Luxor, once an Ancient Egyptian capital, is known today as the world’s greatest open-air museum. From the tomb of Tutankhamen in the Valley of the Kings and the magnificent sunset views at the majestic temple complexes of Karnak and Luxor to the exciting and fun Nile boat trips, Luxor is the perfect choice for culture vultures.
The lifeblood of the ancient Egyptian civilization, the mighty Nile River cuts Luxor in half, and much of your time in Luxor will be spent not far from its banks. The urbanized East Bank is home to most of Luxor’s tourist infrastructure and temples, including the Karnak and Luxor Temples, many hotels, ranging from spartan chic to refined elegance, and transport infrastructure including the train station and airport. The city centre area on the East Bank is fairly compact, and much can be explored on foot. A range of transport options, from ferries, feluccas and boat taxis, to bikes, taxis and horse carriages, make accessing the more distant sights simple.
Across the river on the West Bank sometimes referred to as the Theban Necropolis, and long used as a burial ground for ancient Luxor’s rulers is situated the Valleys of the Kings, Queens and Nobles. Less urbanized than the East Bank, the West Bank’s idyllic countryside gives travellers a glimpse of how Luxor appeared in days gone by. While most hotels are located across the river, the West Bank offers some delightful hotel options, particularly for those looking for more of a rural or off the beaten-track option. A regular passenger ferry connects the two banks.
Luxor’s souks (markets) offer all sorts of souvenirs, clothing and jewellery, some of it kitsch, some fine and uniquely crafted. The Valleys of the Kings and Queens are dotted with alabaster workshops, where this translucent local stone is handcrafted into vases, bowls and statues. The mud-brick buildings are covered with brightly coloured paintings showing scenes of ancient and modern Egyptian life. The Nile Corniche also offers colourful shops and mini-bazaars and the stairs at various intervals along the Corniche lead to the lower, river-side level, where you will find more shops, restaurants and cafés in a pleasant pedestrian-only environment.
An experience you will never forget is a hot air balloon flight over Luxor’s treasures at dawn… or, for an equally leisurely journey, choose a felucca (Nile sailboat) and meander along the Nile’s lush, still untouched banks, powered only by wind and currents.
Luxor has a hot desert climate and is one of the sunniest and driest cities in the world.
The weather in February is pleasantly warm with daytime temperatures around 22-25°C (72-77°F), and night-time temperatures of 7-9°C (45-48°F).
The international calling code for Egypt is +20.
Internet access is widely available in Luxor, and most hotels, apartments and hostels offer free WiFi or wired internet access.
WiFi is available at the congress venue for registered delegates.
Currency, Credit Cards and Exchanging Money
The currency of Egypt is the Egyptian Pound (LE, EGP), which is divided into 100 piastres.
It is advisable to get some local currency for a stay in Luxor.

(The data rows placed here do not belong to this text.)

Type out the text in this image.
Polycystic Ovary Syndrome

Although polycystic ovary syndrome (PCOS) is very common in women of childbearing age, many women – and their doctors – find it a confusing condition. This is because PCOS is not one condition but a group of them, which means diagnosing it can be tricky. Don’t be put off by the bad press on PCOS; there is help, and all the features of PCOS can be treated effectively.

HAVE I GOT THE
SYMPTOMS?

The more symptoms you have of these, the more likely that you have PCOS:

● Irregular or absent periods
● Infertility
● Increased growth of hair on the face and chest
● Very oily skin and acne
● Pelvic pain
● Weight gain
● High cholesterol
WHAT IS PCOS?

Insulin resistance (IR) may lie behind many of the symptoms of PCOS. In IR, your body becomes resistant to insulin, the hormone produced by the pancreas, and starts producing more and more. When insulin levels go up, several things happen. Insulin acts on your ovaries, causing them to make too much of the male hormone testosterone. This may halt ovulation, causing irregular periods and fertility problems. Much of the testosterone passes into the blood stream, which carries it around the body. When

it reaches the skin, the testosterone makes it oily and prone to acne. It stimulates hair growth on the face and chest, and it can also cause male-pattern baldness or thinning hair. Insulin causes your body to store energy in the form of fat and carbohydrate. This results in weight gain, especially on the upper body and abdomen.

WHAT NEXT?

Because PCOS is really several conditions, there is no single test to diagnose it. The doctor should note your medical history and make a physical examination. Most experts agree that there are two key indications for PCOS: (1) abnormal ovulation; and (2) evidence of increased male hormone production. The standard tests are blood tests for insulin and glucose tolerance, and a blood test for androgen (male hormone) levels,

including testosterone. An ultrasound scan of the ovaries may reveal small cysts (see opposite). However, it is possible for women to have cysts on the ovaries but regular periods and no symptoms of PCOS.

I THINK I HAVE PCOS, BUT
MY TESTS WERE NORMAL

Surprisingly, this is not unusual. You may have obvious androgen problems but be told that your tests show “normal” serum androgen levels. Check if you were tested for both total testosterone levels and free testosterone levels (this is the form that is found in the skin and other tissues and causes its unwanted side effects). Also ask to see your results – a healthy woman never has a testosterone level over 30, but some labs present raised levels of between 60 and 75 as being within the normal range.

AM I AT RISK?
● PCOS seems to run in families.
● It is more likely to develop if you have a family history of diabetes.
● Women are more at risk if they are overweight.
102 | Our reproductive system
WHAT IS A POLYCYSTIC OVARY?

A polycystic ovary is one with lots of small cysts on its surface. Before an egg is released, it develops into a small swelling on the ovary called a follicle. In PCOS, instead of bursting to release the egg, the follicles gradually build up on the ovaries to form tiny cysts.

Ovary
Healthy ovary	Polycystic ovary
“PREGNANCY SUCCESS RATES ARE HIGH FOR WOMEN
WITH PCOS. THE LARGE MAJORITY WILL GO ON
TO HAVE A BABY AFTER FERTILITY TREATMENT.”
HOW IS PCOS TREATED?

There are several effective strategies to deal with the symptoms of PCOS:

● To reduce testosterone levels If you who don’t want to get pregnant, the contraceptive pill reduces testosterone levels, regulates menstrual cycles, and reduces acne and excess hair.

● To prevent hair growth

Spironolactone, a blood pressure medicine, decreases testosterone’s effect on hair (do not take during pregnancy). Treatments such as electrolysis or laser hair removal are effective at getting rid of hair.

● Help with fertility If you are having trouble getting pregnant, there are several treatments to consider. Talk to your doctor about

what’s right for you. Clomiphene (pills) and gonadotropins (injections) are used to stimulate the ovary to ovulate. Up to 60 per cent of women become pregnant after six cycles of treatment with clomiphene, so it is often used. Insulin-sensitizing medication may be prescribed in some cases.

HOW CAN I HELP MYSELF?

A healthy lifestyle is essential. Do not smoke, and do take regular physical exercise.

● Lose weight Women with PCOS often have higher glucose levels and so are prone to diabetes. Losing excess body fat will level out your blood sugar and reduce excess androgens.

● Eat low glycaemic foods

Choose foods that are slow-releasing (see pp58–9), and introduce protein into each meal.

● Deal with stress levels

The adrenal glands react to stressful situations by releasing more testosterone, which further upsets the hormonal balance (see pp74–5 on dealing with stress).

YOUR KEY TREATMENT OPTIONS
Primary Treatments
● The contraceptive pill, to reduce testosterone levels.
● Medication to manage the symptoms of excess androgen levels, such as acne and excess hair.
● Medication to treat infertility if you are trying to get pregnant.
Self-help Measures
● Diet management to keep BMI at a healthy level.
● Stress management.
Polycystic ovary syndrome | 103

Currency exchange shops and banks offer the best exchange rates.
Most of the major hotels and stores accept credit cards, such as Visa and MasterCard, along with travellers’ cheques and certain foreign currencies like Euro, Sterling and US Dollars. As there are high fees charged for processing credit cards, most businesses prefer to be paid in cash. Where cards are accepted it is normal for the customer to pay the bank processing fee.
Automated teller machines (ATMs) are in all the major hotels and outside banks.
The electricity supply in Egypt is 220V/50Hz.
Electrical sockets take standard European-style two-pin plugs:
British, North American and other non-European visitors should bring adaptors.
The official language of Egypt is Arabic. Many people, especially in the hospitality sector, speak some English and French.
The language of the congress is English.
Egypt lies in the EET time zone (GTM+2).
Visa & Entry Requirements
All foreign travellers require an entry visa to visit the Egyptian territories. Most of Egypt’s tourists and visitors can obtain their visas at any of the country’s entry points (airports and ports). This type of visa is valid for a one-month period, starting from the arrival date.
To obtain this visa, it is required that you hold a valid passport, with an expiry date at least 6 months after the end of your stay in Egypt.
You should check if you need to apply for a visa in your homeland prior to your journey to Egypt with your nearest Egyptian embassy, consulate or representative office.